An Explanation of Critical Race Theory From Critical Race Theorists

AP Photo/Mary Altaffer, File

The fiery debate over Critical Race Theory (CRT) is still raging even after several states passed legislation designed to prevent it from being taught in K-12 classrooms. However, the issue goes beyond the reality that teachers are introducing elements of the theory, along with other forms of woke theology, to young impressionable students. The hard left is attempting to infuse America’s most important institutions with the teachings of those who pioneered the CRT movement.

If conservatives are going to repudiate CRT, they will need to understand what it is. Unfortunately, there is a lot of misinformation being spread about the theory on both the left and right, making it difficult to determine precisely what the theory is.

For this reason, I will be writing a series of articles discussing the various ideas spawned by the Critical Race Theory movement to help us understand what we are up against. I will be exploring the actual writings of the pioneers and proponents of CRT. In this piece, I will start by defining CRT in the words of those responsible for creating and shaping it.

The first thing one must understand about CRT is that it is more than an academic theory. It is a bonafide hard leftist movement that borrows from, among other ideologies, Marxism. Indeed, its ideological genealogy can be traced back to the Frankfurt School in Austria.

In Critical Race Theory: An Introduction, authors Jean Stefancic and Richard Delgado explain the theory and give a brief history of how the movement began. According to the authors:

The critical race theory (CRT) movement is a collection of activists and scholars engaged in studying and transforming the relationship among race, racism, and power. The movement considers many of the same issues that conventional civil rights and ethnic studies discourses take up but places them in a broader perspective that includes economics, history, setting, group and self-interest, and emotions and the unconscious.

As you can see, proponents of CRT, often called “crits,” purport to be expanding the scope of the traditional civil rights movement. Those who champion CRT are dissatisfied with what they perceive as the “incrementalism” and “step-by-step” progress that was characteristic of conventional civil rights movements. Instead, crits question “the very foundations of the liberal order, including equality theory, legal reasoning, Enlightenment rationalism, and neutral principles of constitutional law,” according to the authors.

Critical Race Theory began in the late 1970s when activists, legal scholars, attorneys, and academics began to feel that the advances of the 1960s civil rights movement had slowed down. Derrick Bell, Alan Freeman, Richard Delgado, and others began collaborating on a new way to view racism in America and novel solutions to minimize the impact of racial bias.

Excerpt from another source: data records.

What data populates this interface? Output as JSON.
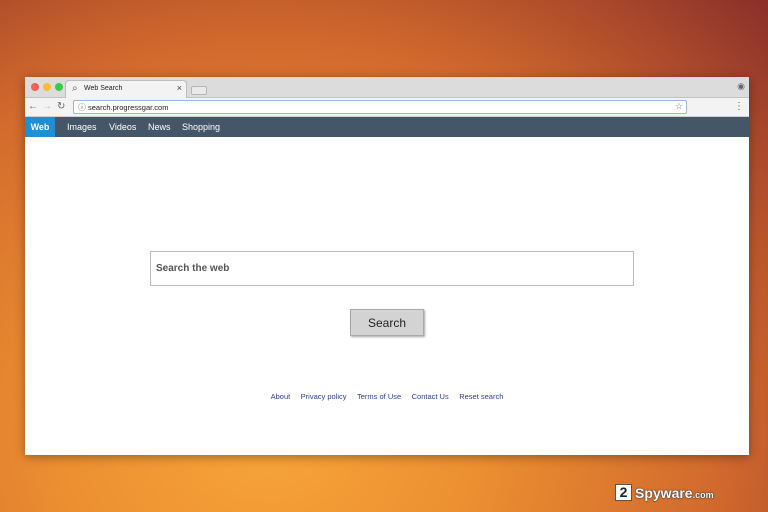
{
  "browser": {
    "tab": {
      "icon": "search-icon",
      "title": "Web Search",
      "close_label": "×"
    },
    "url": "search.progressgar.com",
    "icons": {
      "back": "arrow-left-icon",
      "forward": "arrow-right-icon",
      "reload": "reload-icon",
      "info": "info-icon",
      "bookmark": "star-icon",
      "menu": "kebab-menu-icon",
      "profile": "profile-icon"
    }
  },
  "nav": {
    "items": [
      {
        "label": "Web",
        "active": true
      },
      {
        "label": "Images"
      },
      {
        "label": "Videos"
      },
      {
        "label": "News"
      },
      {
        "label": "Shopping"
      }
    ],
    "background_color": "#455668",
    "active_color": "#1f8ed6"
  },
  "search": {
    "placeholder": "Search the web",
    "button_label": "Search"
  },
  "footer": {
    "links": [
      "About",
      "Privacy policy",
      "Terms of Use",
      "Contact Us",
      "Reset search"
    ]
  },
  "watermark": {
    "badge": "2",
    "brand": "Spyware",
    "domain": ".com"
  }
}
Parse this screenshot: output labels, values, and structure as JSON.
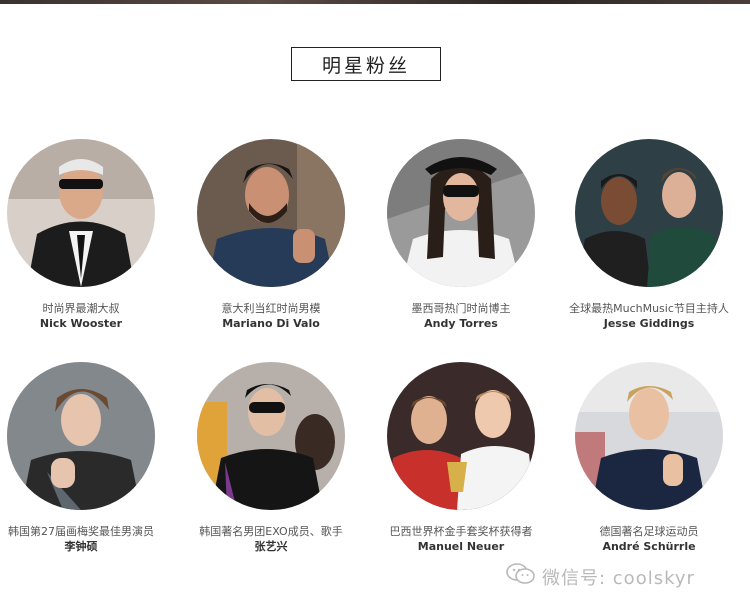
{
  "section": {
    "title": "明星粉丝"
  },
  "fans": [
    {
      "desc": "时尚界最潮大叔",
      "name": "Nick Wooster",
      "bg": "#d8cfc8",
      "fg": "#1c1c1c"
    },
    {
      "desc": "意大利当红时尚男模",
      "name": "Mariano Di Valo",
      "bg": "#6b5a4e",
      "fg": "#263b58"
    },
    {
      "desc": "墨西哥热门时尚博主",
      "name": "Andy Torres",
      "bg": "#9a9a9a",
      "fg": "#f2f2f2"
    },
    {
      "desc": "全球最热MuchMusic节目主持人",
      "name": "Jesse Giddings",
      "bg": "#2f3f46",
      "fg": "#1f4a3c"
    },
    {
      "desc": "韩国第27届画梅奖最佳男演员",
      "name": "李钟硕",
      "bg": "#7a7f84",
      "fg": "#2a2a2a"
    },
    {
      "desc": "韩国著名男团EXO成员、歌手",
      "name": "张艺兴",
      "bg": "#b7b0aa",
      "fg": "#151515"
    },
    {
      "desc": "巴西世界杯金手套奖杯获得者",
      "name": "Manuel Neuer",
      "bg": "#3b2a2a",
      "fg": "#c8312b"
    },
    {
      "desc": "德国著名足球运动员",
      "name": "André Schürrle",
      "bg": "#e9e9ea",
      "fg": "#1b2740"
    }
  ],
  "watermark": {
    "text": "微信号: coolskyr",
    "icon": "wechat-icon"
  }
}
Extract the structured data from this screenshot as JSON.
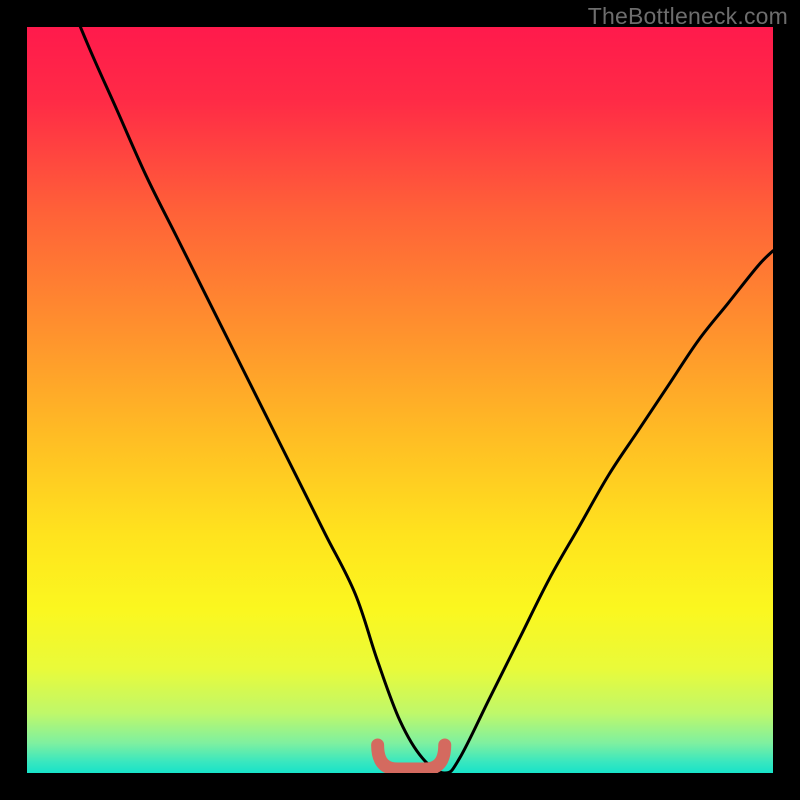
{
  "watermark": "TheBottleneck.com",
  "chart_data": {
    "type": "line",
    "title": "",
    "xlabel": "",
    "ylabel": "",
    "xlim": [
      0,
      100
    ],
    "ylim": [
      0,
      100
    ],
    "grid": false,
    "series": [
      {
        "name": "bottleneck-curve",
        "x": [
          0,
          4,
          8,
          12,
          16,
          20,
          24,
          28,
          32,
          36,
          40,
          44,
          47,
          50,
          53,
          56,
          58,
          62,
          66,
          70,
          74,
          78,
          82,
          86,
          90,
          94,
          98,
          100
        ],
        "y": [
          120,
          108,
          98,
          89,
          80,
          72,
          64,
          56,
          48,
          40,
          32,
          24,
          15,
          7,
          2,
          0,
          2,
          10,
          18,
          26,
          33,
          40,
          46,
          52,
          58,
          63,
          68,
          70
        ]
      }
    ],
    "annotations": [
      {
        "name": "optimal-flat-region",
        "x_range": [
          47,
          56
        ],
        "y": 0
      }
    ],
    "gradient_stops": [
      {
        "offset": 0.0,
        "color": "#ff1a4c"
      },
      {
        "offset": 0.1,
        "color": "#ff2b46"
      },
      {
        "offset": 0.25,
        "color": "#ff6238"
      },
      {
        "offset": 0.4,
        "color": "#ff8f2e"
      },
      {
        "offset": 0.55,
        "color": "#ffbd24"
      },
      {
        "offset": 0.68,
        "color": "#ffe31e"
      },
      {
        "offset": 0.78,
        "color": "#fbf71f"
      },
      {
        "offset": 0.86,
        "color": "#e9fa3a"
      },
      {
        "offset": 0.92,
        "color": "#bff86a"
      },
      {
        "offset": 0.96,
        "color": "#7ef0a0"
      },
      {
        "offset": 0.985,
        "color": "#39e7bf"
      },
      {
        "offset": 1.0,
        "color": "#17e3c9"
      }
    ],
    "accent_marker_color": "#d46a5f"
  }
}
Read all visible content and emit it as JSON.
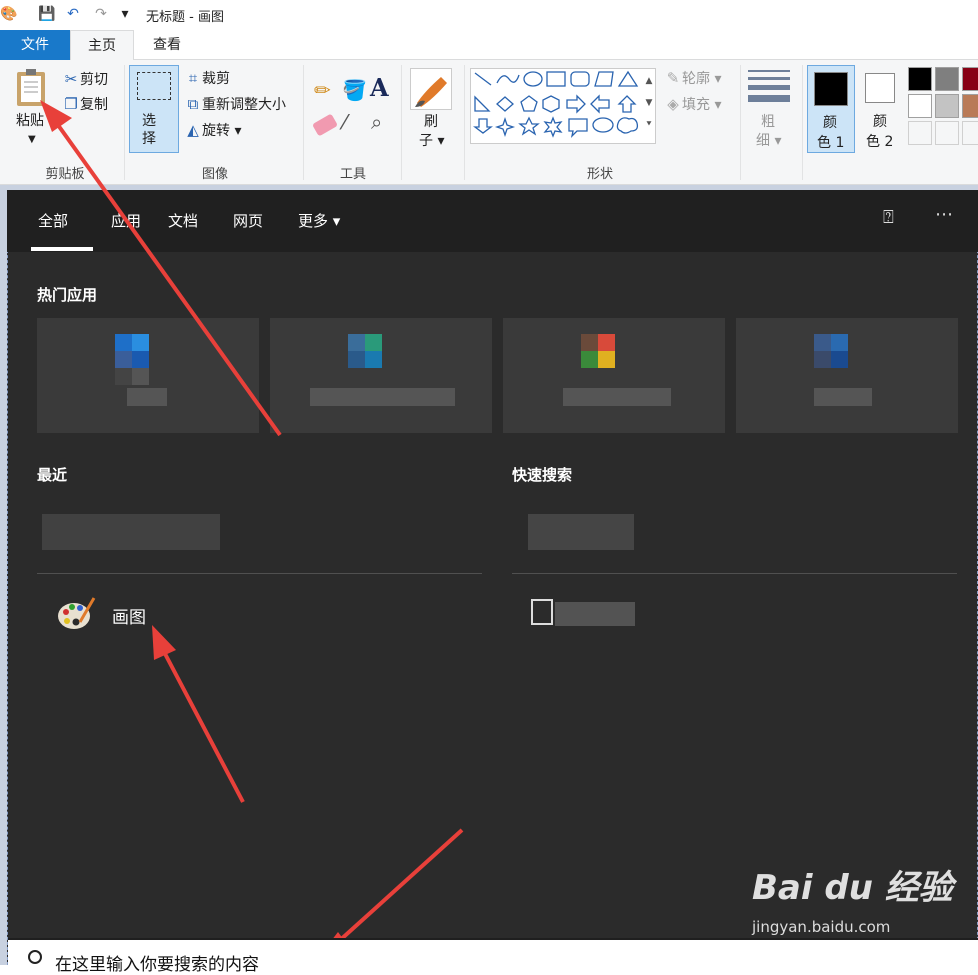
{
  "titlebar": {
    "title": "无标题 - 画图",
    "qa_dropdown": "▾"
  },
  "tabs": {
    "file": "文件",
    "home": "主页",
    "view": "查看"
  },
  "ribbon": {
    "clipboard": {
      "paste": "粘贴",
      "cut": "剪切",
      "copy": "复制",
      "label": "剪贴板"
    },
    "image": {
      "select": "选\n择",
      "crop": "裁剪",
      "resize": "重新调整大小",
      "rotate": "旋转",
      "label": "图像"
    },
    "tools": {
      "label": "工具",
      "text_tool": "A"
    },
    "brush": {
      "label_top": "刷",
      "label_bottom": "子"
    },
    "shapes": {
      "label": "形状",
      "outline": "轮廓",
      "fill": "填充"
    },
    "size": {
      "top": "粗",
      "bottom": "细"
    },
    "color1": {
      "top": "颜",
      "bottom": "色 1"
    },
    "color2": {
      "top": "颜",
      "bottom": "色 2"
    },
    "palette": [
      "#000000",
      "#7f7f7f",
      "#880015",
      "#ffffff",
      "#c3c3c3",
      "#b97a57"
    ]
  },
  "search": {
    "tabs": [
      "全部",
      "应用",
      "文档",
      "网页",
      "更多 ▾"
    ],
    "hot_apps_title": "热门应用",
    "recent_title": "最近",
    "quick_search_title": "快速搜索",
    "result_paint": "画图",
    "placeholder": "在这里输入你要搜索的内容"
  },
  "watermark": {
    "logo": "Bai du 经验",
    "url": "jingyan.baidu.com"
  }
}
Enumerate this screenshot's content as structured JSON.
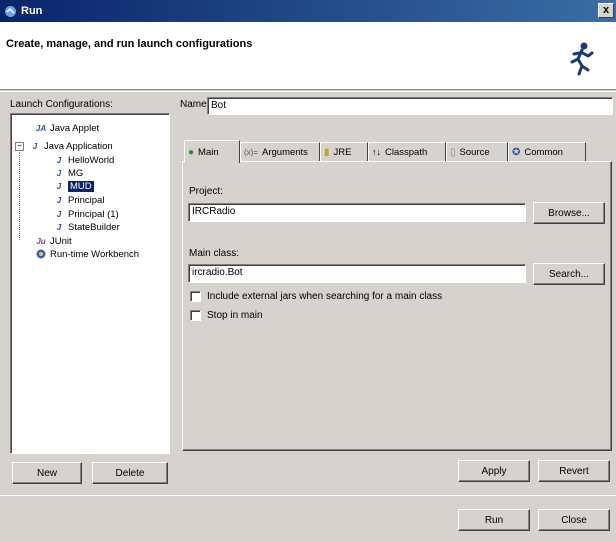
{
  "window": {
    "title": "Run",
    "close_symbol": "x"
  },
  "banner": {
    "heading": "Create, manage, and run launch configurations"
  },
  "launch_configs": {
    "label": "Launch Configurations:",
    "items": [
      {
        "label": "Java Applet",
        "icon": "java-applet-icon"
      },
      {
        "label": "Java Application",
        "icon": "java-application-icon"
      },
      {
        "label": "HelloWorld",
        "icon": "java-class-icon"
      },
      {
        "label": "MG",
        "icon": "java-class-icon"
      },
      {
        "label": "MUD",
        "icon": "java-class-icon"
      },
      {
        "label": "Principal",
        "icon": "java-class-icon"
      },
      {
        "label": "Principal (1)",
        "icon": "java-class-icon"
      },
      {
        "label": "StateBuilder",
        "icon": "java-class-icon"
      },
      {
        "label": "JUnit",
        "icon": "junit-icon"
      },
      {
        "label": "Run-time Workbench",
        "icon": "workbench-icon"
      }
    ],
    "expander": "−",
    "new_label": "New",
    "delete_label": "Delete"
  },
  "name": {
    "label": "Name:",
    "value": "Bot"
  },
  "tabs": [
    {
      "label": "Main",
      "icon_glyph": "●"
    },
    {
      "label": "Arguments",
      "icon_glyph": "(x)="
    },
    {
      "label": "JRE",
      "icon_glyph": "▮"
    },
    {
      "label": "Classpath",
      "icon_glyph": "↑↓"
    },
    {
      "label": "Source",
      "icon_glyph": "▯"
    },
    {
      "label": "Common",
      "icon_glyph": "✪"
    }
  ],
  "main_tab": {
    "project_label": "Project:",
    "project_value": "IRCRadio",
    "browse_label": "Browse...",
    "main_class_label": "Main class:",
    "main_class_value": "ircradio.Bot",
    "search_label": "Search...",
    "include_external_label": "Include external jars when searching for a main class",
    "stop_in_main_label": "Stop in main"
  },
  "actions": {
    "apply": "Apply",
    "revert": "Revert",
    "run": "Run",
    "close": "Close"
  },
  "colors": {
    "titlebar": "#0a246a",
    "selection": "#0a246a",
    "face": "#d6d3ce",
    "accent_green": "#2e8b3a"
  }
}
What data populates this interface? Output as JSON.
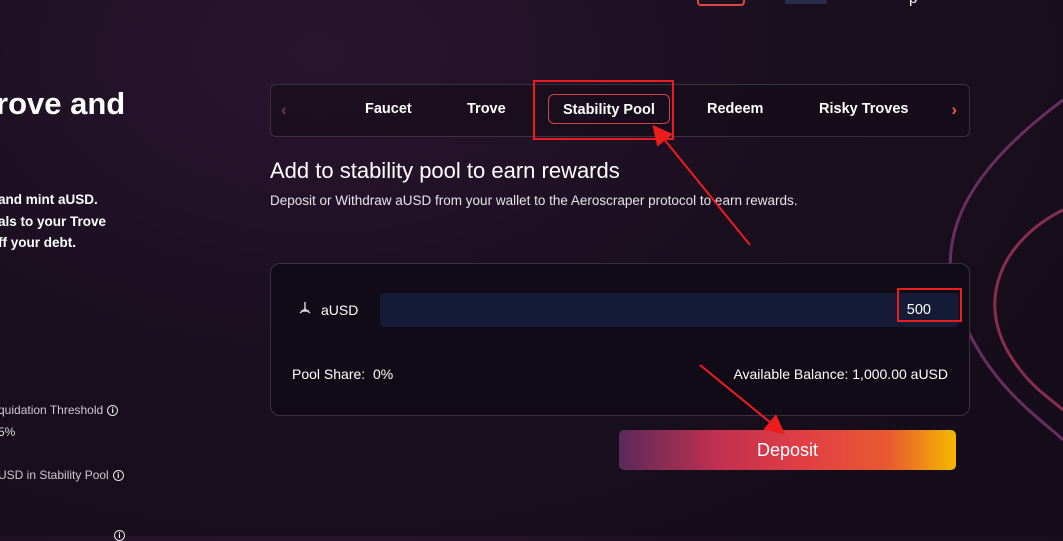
{
  "header": {
    "partial_text": "p"
  },
  "left_panel": {
    "title_partial": "rove and",
    "desc_lines": [
      " and mint aUSD.",
      "als to your Trove",
      "ff your debt."
    ],
    "stats": [
      {
        "label": "quidation Threshold",
        "value": "5%"
      },
      {
        "label": "USD in Stability Pool"
      },
      {
        "label": ""
      }
    ]
  },
  "tabs": {
    "prev": "‹",
    "next": "›",
    "items": [
      "Faucet",
      "Trove",
      "Stability Pool",
      "Redeem",
      "Risky Troves"
    ],
    "active": "Stability Pool"
  },
  "section": {
    "title": "Add to stability pool to earn rewards",
    "description": "Deposit or Withdraw aUSD from your wallet to the Aeroscraper protocol to earn rewards."
  },
  "deposit_card": {
    "token": "aUSD",
    "token_icon": "aeroscraper-icon",
    "amount_value": "500",
    "pool_share_label": "Pool Share:",
    "pool_share_value": "0%",
    "available_label": "Available Balance:",
    "available_value": "1,000.00 aUSD"
  },
  "deposit_button": {
    "label": "Deposit"
  },
  "colors": {
    "background": "#1a0f1f",
    "annotation_red": "#ee1d1d",
    "input_bg": "#151a36",
    "gradient": [
      "#5a2a5a",
      "#c43050",
      "#e85a30",
      "#f5b800"
    ]
  }
}
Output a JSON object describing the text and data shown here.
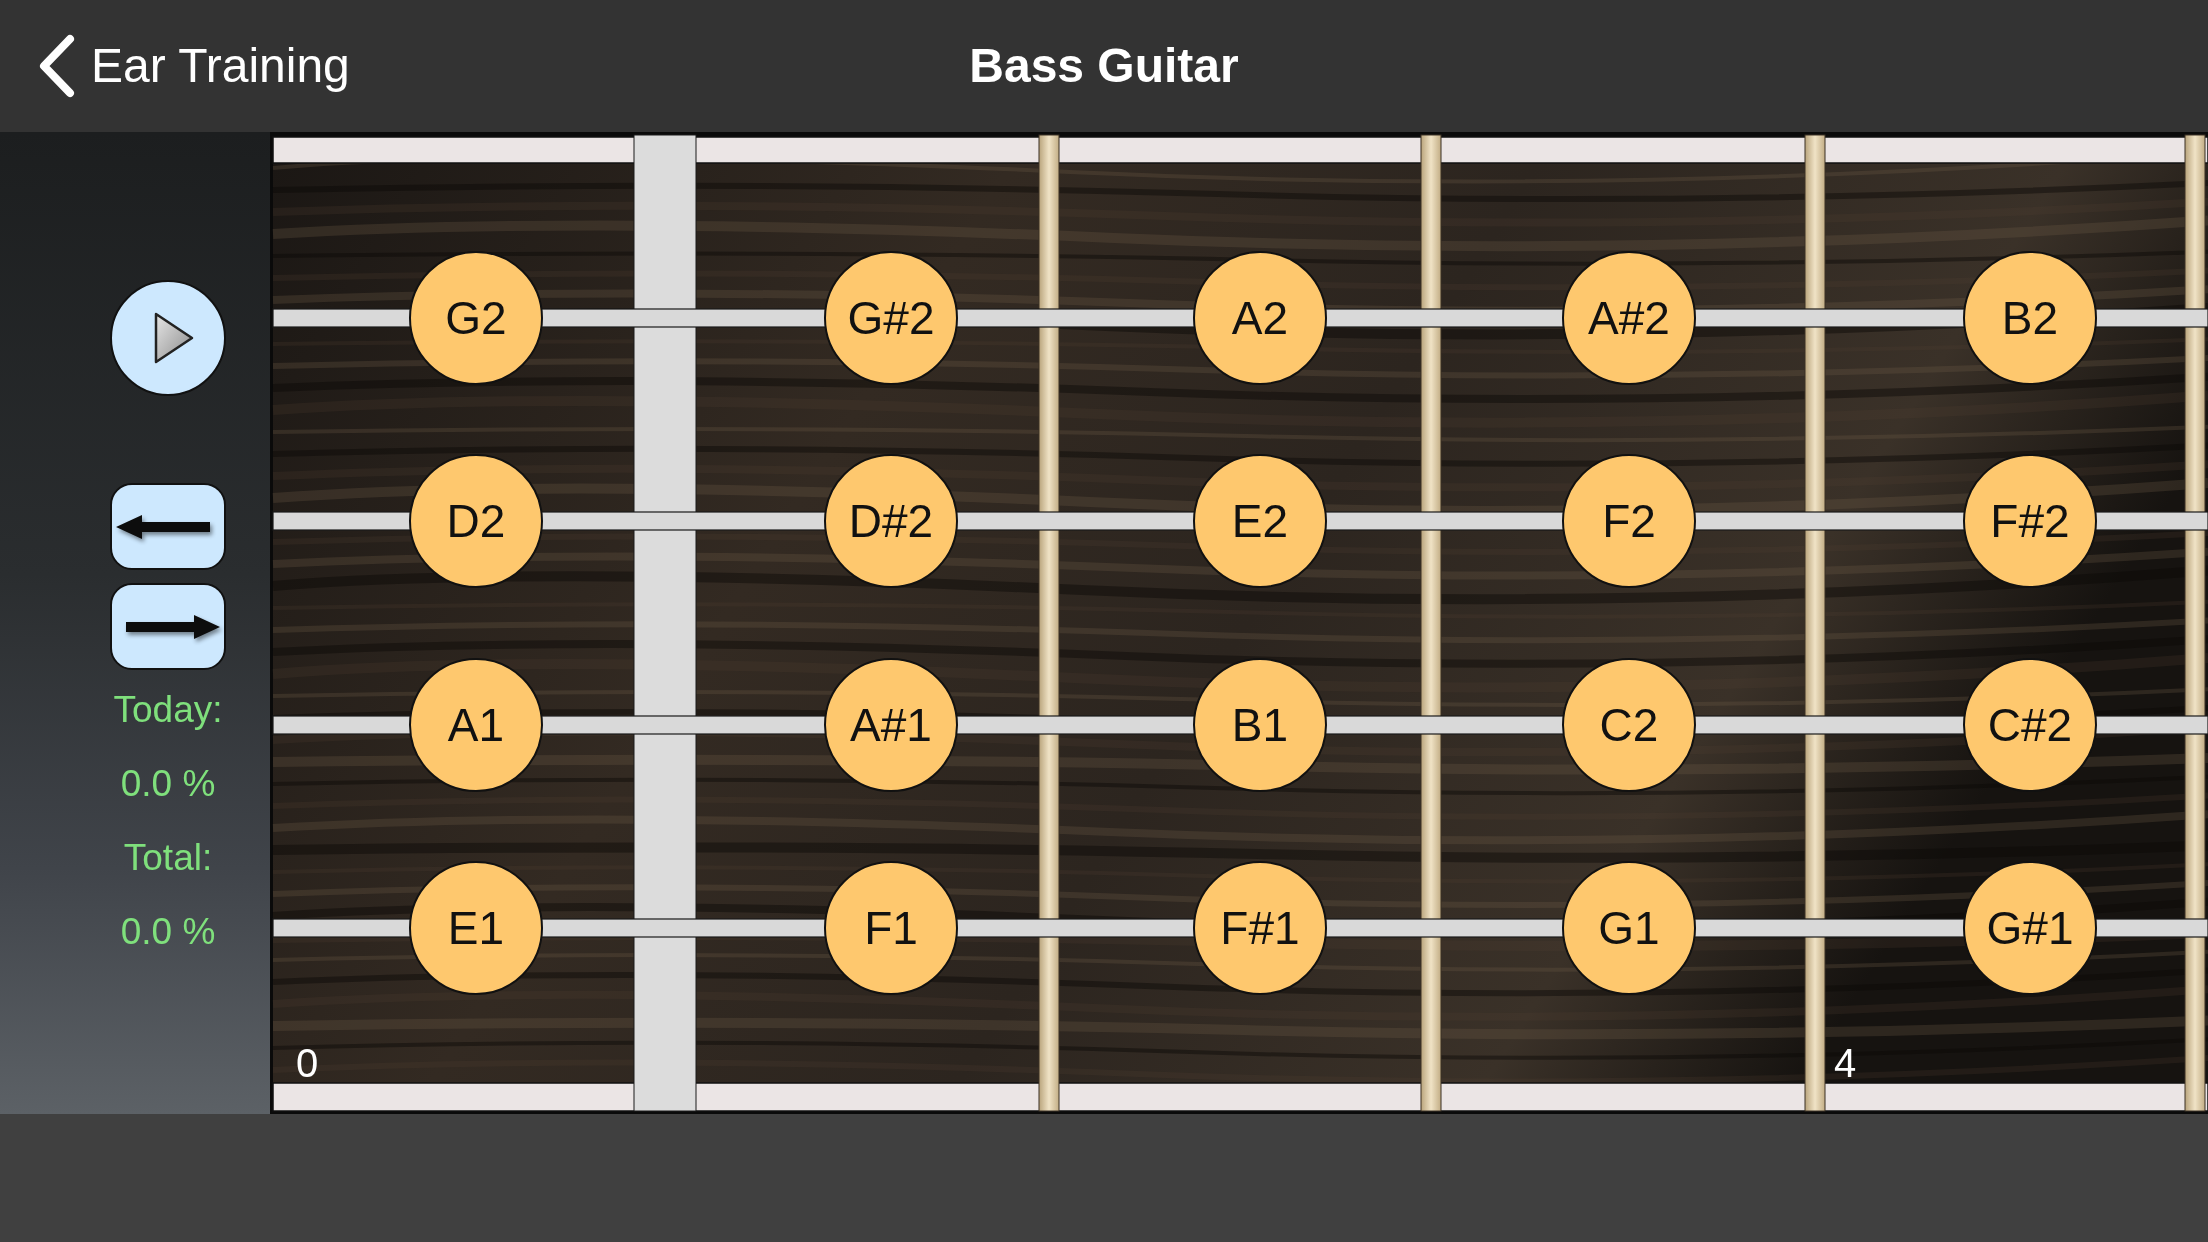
{
  "nav_bar": {
    "back_label": "Ear Training",
    "title": "Bass Guitar"
  },
  "side_panel": {
    "stats": [
      {
        "label": "Today:",
        "value": "0.0 %"
      },
      {
        "label": "Total:",
        "value": "0.0 %"
      }
    ]
  },
  "fretboard": {
    "frets": [
      {
        "marker": "0",
        "notes": [
          "G2",
          "D2",
          "A1",
          "E1"
        ]
      },
      {
        "notes": [
          "G#2",
          "D#2",
          "A#1",
          "F1"
        ]
      },
      {
        "notes": [
          "A2",
          "E2",
          "B1",
          "F#1"
        ]
      },
      {
        "notes": [
          "A#2",
          "F2",
          "C2",
          "G1"
        ]
      },
      {
        "marker": "4",
        "notes": [
          "B2",
          "F#2",
          "C#2",
          "G#1"
        ]
      }
    ]
  }
}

In a book titled: “Words That Wound: Critical Race Theory, Assaultive Speech, and the First Amendment,” Mari Matsuda notes that that the movement itself began at a student boycott at the Harvard Law School in 1981. Students participating in the boycott were pushing the administration to “increase the number of tenured professors of color on the faculty.”

After Derrick Bell, Harvard’s first black professor stepped down, students called for the school to hire a minority professor to teach a course called “Race Racism and American Law,” which was previously taught by Bell. After the school refused to grant the students their wish, they organized an alternative course on their own. According to Words That Wound:

Leading academics and practitioners of color were invited each week to lecture and lead discussion on a chapter from Bell’s book. This course served as one of several catalysts for the development of critical race theory as a genre and movement. It brought together in a common enterprise many of the legal scholars who were beginning to teach and write about race with activist students who were soon to enter the ranks of teaching.

The author further notes:

Although CRT began as a movement in the law, it has rapidly spread beyond that discipline. Today, many scholars in the field of education consider themselves critical race theorists who use CRT’s ideas to understand issues of school discipline and hierarchy, tracking, affirmative action, high-stakes testing, controversies over curriculum and history, bilingual and multicultural education, and alternative and charter schools.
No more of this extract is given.